Я размышлял о случившемся дома, в ожидании дождя, который всегда будоражил мой внутренние токи. Я настораживался, когда меня настигало дыхание дождя. Сначала менялось освещение, мелькали темные пятна, движущиеся тени, будто их гнало ветром; и вдруг тишина, внезапное низвержение тишины; а вслед за этим громкий вздох дождя, приближающееся шуршание капель, своим шумом они долго заглушают все вокруг, кряхтят двери, глухо вздыхают деревья, комната затягивается темным покрывалом, оконное стекло наискось прочерчивают дождинки.

А когда надвигалась гроза, душа моя ликовала и пела. Деревья, вздымавшие кроны в привычно серое небо, внизу плавали вместе с корнями в подземном море. И я вместе с ними. Я словно садился на корабль, плывущий в страну любви.

Вчера в автобусе, между Йеной и Монпарнасом, я наблюдал за одной школьницей. Шел дождь, девочка задумчиво рисовала пальчиком на мутном стекле какие-то фигурки. Ее коротко подстриженные волосы были с дерзкой асимметричностью зачесаны набок, суставы пальцев сильно развиты, готов поспорить, что она играет на скрипке. Девочка между школой и родительским домом, у окна жизни женщины, женской судьбы.
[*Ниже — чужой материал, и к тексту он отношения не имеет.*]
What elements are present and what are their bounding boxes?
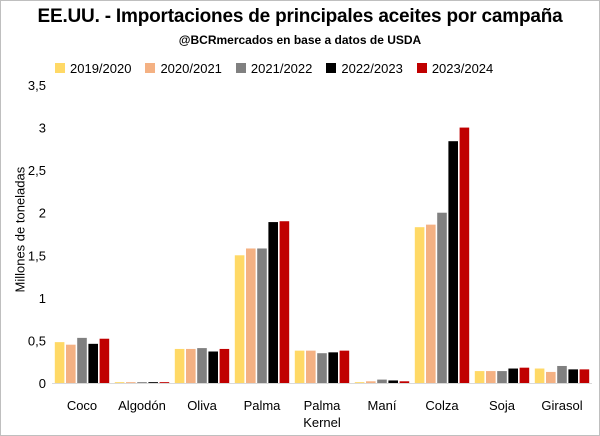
bar-5-4 — [399, 381, 410, 383]
bar-0-3 — [88, 343, 98, 383]
legend: 2019/2020 2020/2021 2021/2022 2022/2023 2023… — [55, 60, 493, 76]
bar-7-4 — [519, 367, 530, 383]
bar-3-1 — [246, 248, 256, 383]
legend-label: 2021/2022 — [250, 60, 313, 76]
y-tick-label: 3 — [39, 121, 46, 136]
bar-1-3 — [148, 382, 158, 383]
x-tick-label: Kernel — [303, 415, 341, 430]
legend-label: 2020/2021 — [160, 60, 222, 76]
bar-6-3 — [448, 141, 458, 383]
bar-2-1 — [186, 348, 196, 383]
x-tick-label: Maní — [368, 398, 397, 413]
bar-6-0 — [414, 227, 425, 383]
bar-5-3 — [388, 380, 398, 383]
bar-1-4 — [159, 382, 170, 383]
legend-swatch — [145, 63, 156, 73]
y-tick-label: 0,5 — [28, 333, 46, 348]
legend-label: 2022/2023 — [341, 60, 403, 76]
bar-5-2 — [377, 379, 387, 383]
x-tick-label: Soja — [489, 398, 516, 413]
legend-item-0: 2019/2020 — [55, 60, 131, 76]
bar-8-4 — [579, 369, 590, 383]
bar-6-1 — [426, 224, 436, 383]
bar-4-0 — [294, 350, 305, 383]
bar-1-2 — [137, 382, 147, 383]
legend-swatch — [55, 63, 65, 73]
legend-item-3: 2022/2023 — [326, 60, 403, 76]
x-tick-label: Palma — [304, 398, 342, 413]
y-tick-label: 1,5 — [28, 248, 46, 263]
legend-item-1: 2020/2021 — [145, 60, 222, 76]
x-tick-label: Palma — [244, 398, 282, 413]
bar-0-1 — [66, 344, 76, 383]
bar-7-0 — [474, 371, 485, 383]
bar-8-0 — [534, 368, 545, 383]
legend-label: 2019/2020 — [70, 60, 132, 76]
bar-4-1 — [306, 350, 316, 383]
x-tick-label: Algodón — [118, 398, 166, 413]
bar-0-0 — [54, 342, 65, 383]
bar-7-1 — [486, 371, 496, 383]
bar-2-3 — [208, 351, 218, 383]
bar-3-4 — [279, 221, 290, 383]
x-tick-label: Colza — [425, 398, 459, 413]
legend-swatch — [416, 63, 427, 73]
bar-1-1 — [126, 382, 136, 383]
legend-swatch — [326, 63, 337, 73]
chart-title: EE.UU. - Importaciones de principales ac… — [37, 6, 563, 27]
legend-swatch — [235, 63, 246, 73]
bar-3-3 — [268, 222, 278, 383]
y-tick-label: 3,5 — [28, 78, 46, 93]
y-tick-label: 2 — [39, 206, 46, 221]
bar-6-4 — [459, 127, 470, 383]
bar-6-2 — [437, 212, 447, 383]
legend-label: 2023/2024 — [431, 60, 494, 76]
bar-0-4 — [99, 338, 110, 383]
bar-1-0 — [114, 382, 125, 383]
bar-8-2 — [557, 365, 567, 383]
bar-3-0 — [234, 255, 245, 383]
legend-item-4: 2023/2024 — [416, 60, 494, 76]
legend-item-2: 2021/2022 — [235, 60, 313, 76]
bar-7-3 — [508, 368, 518, 383]
bar-5-1 — [366, 381, 376, 383]
bar-5-0 — [354, 382, 365, 383]
x-tick-label: Coco — [67, 398, 97, 413]
chart-subtitle: @BCRmercados en base a datos de USDA — [178, 33, 422, 47]
x-tick-label: Oliva — [187, 398, 217, 413]
bar-3-2 — [257, 248, 267, 383]
bar-4-2 — [317, 353, 327, 383]
bar-4-3 — [328, 352, 338, 383]
bar-4-4 — [339, 350, 350, 383]
bar-2-2 — [197, 348, 207, 383]
bar-8-1 — [546, 371, 556, 383]
y-tick-label: 0 — [39, 376, 46, 391]
bar-7-2 — [497, 371, 507, 383]
bar-2-4 — [219, 348, 230, 383]
x-tick-label: Girasol — [541, 398, 582, 413]
y-tick-label: 2,5 — [28, 163, 46, 178]
y-tick-label: 1 — [39, 291, 46, 306]
bar-0-2 — [77, 337, 87, 383]
bar-2-0 — [174, 348, 185, 383]
bar-8-3 — [568, 369, 578, 383]
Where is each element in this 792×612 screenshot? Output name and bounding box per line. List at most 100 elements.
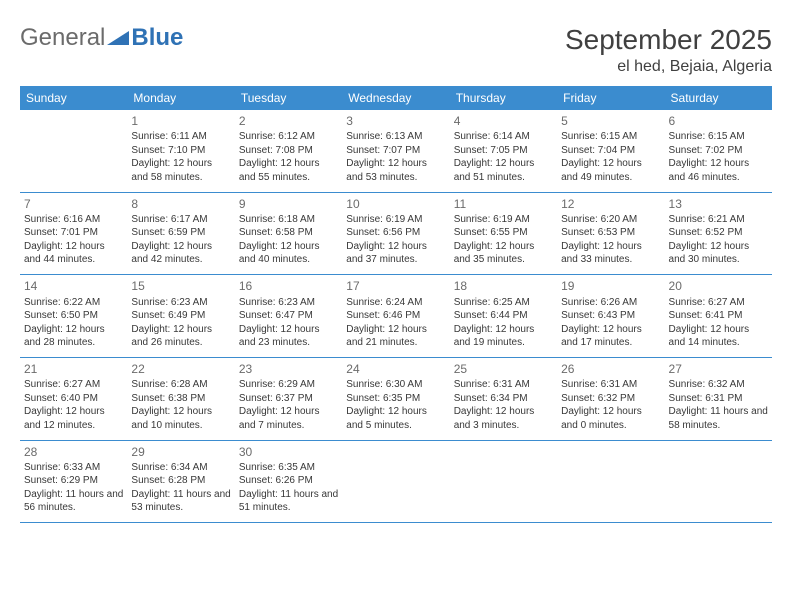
daylight-line: Daylight: 12 hours and 21 minutes. bbox=[346, 323, 445, 350]
day-cell: 25Sunrise: 6:31 AMSunset: 6:34 PMDayligh… bbox=[450, 358, 557, 439]
day-header: Friday bbox=[557, 86, 664, 110]
daylight-line: Daylight: 12 hours and 58 minutes. bbox=[131, 157, 230, 184]
day-cell: 14Sunrise: 6:22 AMSunset: 6:50 PMDayligh… bbox=[20, 275, 127, 356]
day-number: 10 bbox=[346, 196, 445, 212]
sunrise-line: Sunrise: 6:21 AM bbox=[669, 213, 768, 227]
day-number: 16 bbox=[239, 278, 338, 294]
day-cell: 26Sunrise: 6:31 AMSunset: 6:32 PMDayligh… bbox=[557, 358, 664, 439]
daylight-line: Daylight: 12 hours and 42 minutes. bbox=[131, 240, 230, 267]
day-number: 14 bbox=[24, 278, 123, 294]
sunset-line: Sunset: 7:01 PM bbox=[24, 226, 123, 240]
sunrise-line: Sunrise: 6:19 AM bbox=[454, 213, 553, 227]
day-cell: 5Sunrise: 6:15 AMSunset: 7:04 PMDaylight… bbox=[557, 110, 664, 190]
sunrise-line: Sunrise: 6:15 AM bbox=[561, 130, 660, 144]
day-number: 4 bbox=[454, 113, 553, 129]
day-cell: 18Sunrise: 6:25 AMSunset: 6:44 PMDayligh… bbox=[450, 275, 557, 356]
daylight-line: Daylight: 12 hours and 12 minutes. bbox=[24, 405, 123, 432]
daylight-line: Daylight: 12 hours and 53 minutes. bbox=[346, 157, 445, 184]
daylight-line: Daylight: 12 hours and 7 minutes. bbox=[239, 405, 338, 432]
week-separator bbox=[20, 521, 772, 523]
day-cell bbox=[665, 440, 772, 521]
daylight-line: Daylight: 12 hours and 10 minutes. bbox=[131, 405, 230, 432]
daylight-line: Daylight: 11 hours and 53 minutes. bbox=[131, 488, 230, 515]
sunrise-line: Sunrise: 6:16 AM bbox=[24, 213, 123, 227]
day-number: 22 bbox=[131, 361, 230, 377]
day-cell: 29Sunrise: 6:34 AMSunset: 6:28 PMDayligh… bbox=[127, 440, 234, 521]
day-header: Tuesday bbox=[235, 86, 342, 110]
day-number: 27 bbox=[669, 361, 768, 377]
daylight-line: Daylight: 12 hours and 46 minutes. bbox=[669, 157, 768, 184]
logo: General Blue bbox=[20, 24, 183, 52]
sunset-line: Sunset: 6:28 PM bbox=[131, 474, 230, 488]
daylight-line: Daylight: 12 hours and 49 minutes. bbox=[561, 157, 660, 184]
day-cell: 11Sunrise: 6:19 AMSunset: 6:55 PMDayligh… bbox=[450, 192, 557, 273]
week-row: 21Sunrise: 6:27 AMSunset: 6:40 PMDayligh… bbox=[20, 358, 772, 439]
header-row: General Blue September 2025 el hed, Beja… bbox=[20, 24, 772, 76]
sunrise-line: Sunrise: 6:23 AM bbox=[131, 296, 230, 310]
sunset-line: Sunset: 7:05 PM bbox=[454, 144, 553, 158]
sunrise-line: Sunrise: 6:27 AM bbox=[24, 378, 123, 392]
day-header: Monday bbox=[127, 86, 234, 110]
sunset-line: Sunset: 6:31 PM bbox=[669, 392, 768, 406]
day-cell: 12Sunrise: 6:20 AMSunset: 6:53 PMDayligh… bbox=[557, 192, 664, 273]
day-cell: 16Sunrise: 6:23 AMSunset: 6:47 PMDayligh… bbox=[235, 275, 342, 356]
day-cell: 4Sunrise: 6:14 AMSunset: 7:05 PMDaylight… bbox=[450, 110, 557, 190]
sunset-line: Sunset: 6:41 PM bbox=[669, 309, 768, 323]
day-number: 20 bbox=[669, 278, 768, 294]
day-number: 1 bbox=[131, 113, 230, 129]
sunrise-line: Sunrise: 6:33 AM bbox=[24, 461, 123, 475]
sunset-line: Sunset: 6:55 PM bbox=[454, 226, 553, 240]
week-row: 7Sunrise: 6:16 AMSunset: 7:01 PM Daylight… bbox=[20, 192, 772, 273]
sunrise-line: Sunrise: 6:27 AM bbox=[669, 296, 768, 310]
daylight-line: Daylight: 12 hours and 30 minutes. bbox=[669, 240, 768, 267]
sunrise-line: Sunrise: 6:13 AM bbox=[346, 130, 445, 144]
sunrise-line: Sunrise: 6:12 AM bbox=[239, 130, 338, 144]
sunset-line: Sunset: 6:26 PM bbox=[239, 474, 338, 488]
month-title: September 2025 bbox=[565, 24, 772, 56]
sunset-line: Sunset: 6:50 PM bbox=[24, 309, 123, 323]
daylight-line: Daylight: 12 hours and 3 minutes. bbox=[454, 405, 553, 432]
day-cell: 28Sunrise: 6:33 AMSunset: 6:29 PMDayligh… bbox=[20, 440, 127, 521]
daylight-line: Daylight: 12 hours and 14 minutes. bbox=[669, 323, 768, 350]
day-cell: 9Sunrise: 6:18 AMSunset: 6:58 PMDaylight… bbox=[235, 192, 342, 273]
day-cell: 10Sunrise: 6:19 AMSunset: 6:56 PMDayligh… bbox=[342, 192, 449, 273]
day-cell: 6Sunrise: 6:15 AMSunset: 7:02 PMDaylight… bbox=[665, 110, 772, 190]
day-header-row: SundayMondayTuesdayWednesdayThursdayFrid… bbox=[20, 86, 772, 110]
sunset-line: Sunset: 7:07 PM bbox=[346, 144, 445, 158]
sunset-line: Sunset: 6:59 PM bbox=[131, 226, 230, 240]
daylight-line: Daylight: 11 hours and 51 minutes. bbox=[239, 488, 338, 515]
sunset-line: Sunset: 6:49 PM bbox=[131, 309, 230, 323]
day-number: 8 bbox=[131, 196, 230, 212]
sunrise-line: Sunrise: 6:34 AM bbox=[131, 461, 230, 475]
title-block: September 2025 el hed, Bejaia, Algeria bbox=[565, 24, 772, 76]
calendar-table: SundayMondayTuesdayWednesdayThursdayFrid… bbox=[20, 86, 772, 523]
sunset-line: Sunset: 6:58 PM bbox=[239, 226, 338, 240]
sunrise-line: Sunrise: 6:23 AM bbox=[239, 296, 338, 310]
sunrise-line: Sunrise: 6:19 AM bbox=[346, 213, 445, 227]
sunrise-line: Sunrise: 6:24 AM bbox=[346, 296, 445, 310]
logo-text-general: General bbox=[20, 24, 105, 52]
sunrise-line: Sunrise: 6:15 AM bbox=[669, 130, 768, 144]
day-number: 5 bbox=[561, 113, 660, 129]
day-cell bbox=[450, 440, 557, 521]
sunset-line: Sunset: 6:35 PM bbox=[346, 392, 445, 406]
day-cell bbox=[342, 440, 449, 521]
daylight-line: Daylight: 12 hours and 5 minutes. bbox=[346, 405, 445, 432]
day-header: Sunday bbox=[20, 86, 127, 110]
day-number: 29 bbox=[131, 444, 230, 460]
sunset-line: Sunset: 6:40 PM bbox=[24, 392, 123, 406]
sunset-line: Sunset: 6:53 PM bbox=[561, 226, 660, 240]
sunset-line: Sunset: 6:38 PM bbox=[131, 392, 230, 406]
week-row: 28Sunrise: 6:33 AMSunset: 6:29 PMDayligh… bbox=[20, 440, 772, 521]
day-number: 7 bbox=[24, 196, 123, 212]
day-number: 17 bbox=[346, 278, 445, 294]
sunset-line: Sunset: 6:29 PM bbox=[24, 474, 123, 488]
logo-triangle-icon bbox=[107, 29, 129, 47]
day-cell: 15Sunrise: 6:23 AMSunset: 6:49 PMDayligh… bbox=[127, 275, 234, 356]
sunset-line: Sunset: 6:34 PM bbox=[454, 392, 553, 406]
sunset-line: Sunset: 7:02 PM bbox=[669, 144, 768, 158]
day-number: 9 bbox=[239, 196, 338, 212]
week-row: 14Sunrise: 6:22 AMSunset: 6:50 PMDayligh… bbox=[20, 275, 772, 356]
daylight-line: Daylight: 12 hours and 55 minutes. bbox=[239, 157, 338, 184]
sunrise-line: Sunrise: 6:11 AM bbox=[131, 130, 230, 144]
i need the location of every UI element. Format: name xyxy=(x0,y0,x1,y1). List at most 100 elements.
И я вдруг увидел ее лицо глазами ровесника, почувствовал священный трепет, с каким мальчик смотрит на любимое лицо. Лицо кажется далеким, оно словно заключено в рамку недосягаемости и в то же время как бы погружено в благоговейное раздумье. Лицо, обращенное внутрь себя, в мечты, иконописный лик, предмет благоговейного поклонения. При взгляде на него охватывает страх а какие все-таки разные существа люди, возникает предчувствие надвигающегося разобщения и непреодолимого одиночества. Как мог он надеяться, что смеет притронуться к такому вот лицу, всегда преследовавшему его? Столкнувшись с реальностью, оно упадет с алтаря и разлетится вдребезги.

Девочки моего детства волновали меня, они излучали таящиеся под юбками зной и плотскую притягательность, которые следовало отвергать как нечто чудовищное и запретное. Они напускали на себя заносчивый вид, но в их болтовне, в их стремлении из всего делать тайну присутствовало нечто такое, что касалось нас, мальчишек, они могли властно отвлечь нас от наших воинственных проказ, они притягивали наши мысли к тому, что бросало нас в краску и в дрожь. От них исходила какая-то непостижимая сила, при всей своей детскости они обладали уже каким-то древним знанием. Мы ругали их, смеялись над ними и в то же время только о них и думали. Они хранили в себе тайну, тайна называлась сладострастием, именно она наделяла их властью; для нас это означало обещание слабость покорность; чтобы избежать этой опасности, мы их дразнили.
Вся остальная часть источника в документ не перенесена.